Showing posts with label NetBSD. Show all posts
Showing posts with label NetBSD. Show all posts

17 October 2012

NetBSD 6 is out!

I pulled the trigger on the release of NetBSD 6.0 this morning, and a huge weight has lifted off my shoulders.    Here's a quick rundown on what I like about NetBSD 6:


  • Multiprocessor support for Xen DomU ("guests").  This one is huge!  It puts NetBSD in a great position on various Xen hosting platforms, such as Amazon EC2, Rackspace, Panix and others.
  • NPF, the new NetBSD Packet Filter.  It's still a little rough around the edges, but it's solid and it promises to have great performance, as it's written from scratch with multi-core CPUs in mind.
  • Great support on low-power embedded platforms, such as lots of new ARM platforms and PowerPC  MPC85xx.  I just built myself a router for home out of a DreamPlug running NetBSD 6.0, with NPF as a packet filter.  It's working great, and only draws between 9 and 10 watts of power!
  • NetBSD's phenomenal build infrastructure.  This isn't new, but it bears repeating:  if you're developing for NetBSD, you can build it on almost any POSIX platform!  I personally have built on NetBSD, FreeBSD, Ubuntu, Centos, and MacOS X (recently).  It's one feature I wish all other systems would adopt.
Now to catch my breath and prepare for 6.1, in which we hope to have full support for Raspberry PI and some other new platforms...

20 April 2012

NetBSD on Amazon EC2

As some of you know, I've been maintaining Amazon EC2 AMIs running NetBSD for a little while now, and after a few requests, I'm happy to say I've finally cleaned them up to a point where I'm comfortable sharing them with others.

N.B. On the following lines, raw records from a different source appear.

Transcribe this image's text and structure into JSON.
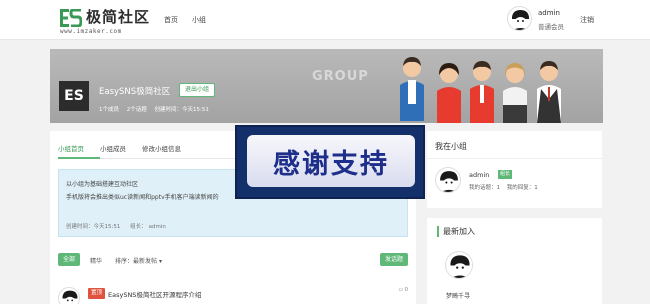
{
  "header": {
    "logo_text": "极简社区",
    "logo_url": "www.imzaker.com",
    "nav": [
      "首页",
      "小组"
    ],
    "user_name": "admin",
    "user_level": "普通会员",
    "logout_label": "注销"
  },
  "banner": {
    "group_logo": "ES",
    "group_title": "EasySNS极简社区",
    "quit_label": "退出小组",
    "members": "1个成员",
    "topics": "2个话题",
    "created": "创建时间：今天15:51",
    "group_word": "GROUP"
  },
  "main": {
    "tabs": [
      "小组首页",
      "小组成员",
      "修改小组信息"
    ],
    "intro_lines": [
      "以小组为基础搭建互动社区",
      "手机版将会推出类似uc读新闻和pptv手机客户端读新闻的"
    ],
    "intro_created": "创建时间：今天15:51",
    "intro_leader_label": "组长：",
    "intro_leader": "admin",
    "filter_all": "全部",
    "filter_featured": "精华",
    "sort_label": "排序：",
    "sort_value": "最新发帖",
    "post_button": "发话题",
    "post_tag": "置顶",
    "post_title": "EasySNS极简社区开源程序介绍",
    "post_count": "0"
  },
  "side": {
    "my_group_title": "我在小组",
    "name": "admin",
    "badge": "组长",
    "my_topics": "我的话题：1",
    "my_replies": "我的回复：1",
    "newest_title": "最新加入",
    "new_member": "梦畸千寻"
  },
  "overlay": {
    "text": "感谢支持"
  }
}
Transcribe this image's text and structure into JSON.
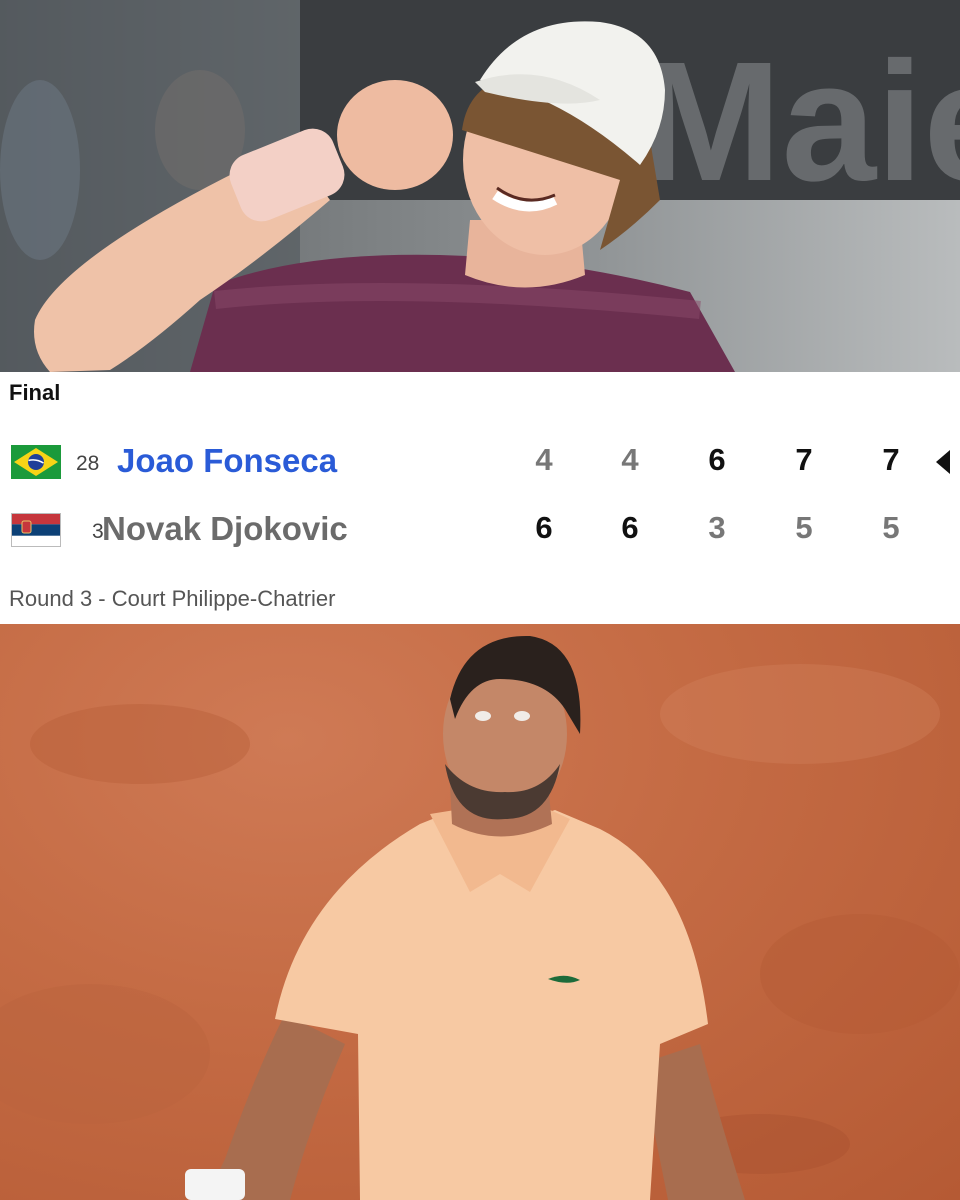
{
  "match": {
    "status": "Final",
    "round_info": "Round 3 - Court Philippe-Chatrier",
    "players": [
      {
        "seed": "28",
        "name": "Joao Fonseca",
        "country": "Brazil",
        "flag_icon": "brazil-flag-icon",
        "sets": [
          "4",
          "4",
          "6",
          "7",
          "7"
        ],
        "winner": true
      },
      {
        "seed": "3",
        "name": "Novak Djokovic",
        "country": "Serbia",
        "flag_icon": "serbia-flag-icon",
        "sets": [
          "6",
          "6",
          "3",
          "5",
          "5"
        ],
        "winner": false
      }
    ]
  },
  "background_sign_text": "Maier",
  "colors": {
    "winner_name": "#2a5bd7",
    "loser_name": "#6b6b6b",
    "clay": "#c56c45"
  }
}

The original scripts these are based on were written by Jean-Yves Migeon, another NetBSD developer.  I've cleaned them up and modified them quite a bit.

To get started rolling your own NetBSD AMIs, you'll need an Amazon EC2 account, and a NetBSD system with the misc/ec2-api-tools package installed.  (Note that as of this writing, you may need to install the required openjdk7 package from source, rather than using a binary package from ftp.netbsd.org;  hopefully this will be fixed soon)  Once the package is installed, you should follow the Amazon documentation on Getting Started with the Command Line Tools for more infomation on the commands that the ec2-api-tools package provides.

The actual scripts can be downloaded here, or you can check them out with CVS from anoncvs.netbsd.org, in the othersrc module, in share/examples/ec2.  Be sure to read the README!

26 January 2011

Microsoft, NetBSD, and extensible computing

Antti Kantee, a member of the NetBSD core group (as well as the author of the really cool rump subsystem - which, among other things, has helped fuel the explosion of automated testing which has been occurring recently) has just imported a new port to the NetBSD source tree:  eMIPS (Extensible MIPS), a dynamically extensible processor architecture from Microsoft Research.  The actual port of NetBSD to the platform was done by Alessandro Forin and Neil Pittman of Microsoft, and Microsoft has generously donated the code to The NetBSD Foundation.

I'm still just starting to look into the capabilities, but eMIPS appears to support application-specific hardware optimizations and even machine instructions.  The overview on Microsoft Research's project page for eMIPS says: "Have you ever thought of building your own processor or maybe just defining your own machine instructions? With eMIPS now you can."  Sounds like a really interesting avenue for research, and I eagerly await cool applications based on it.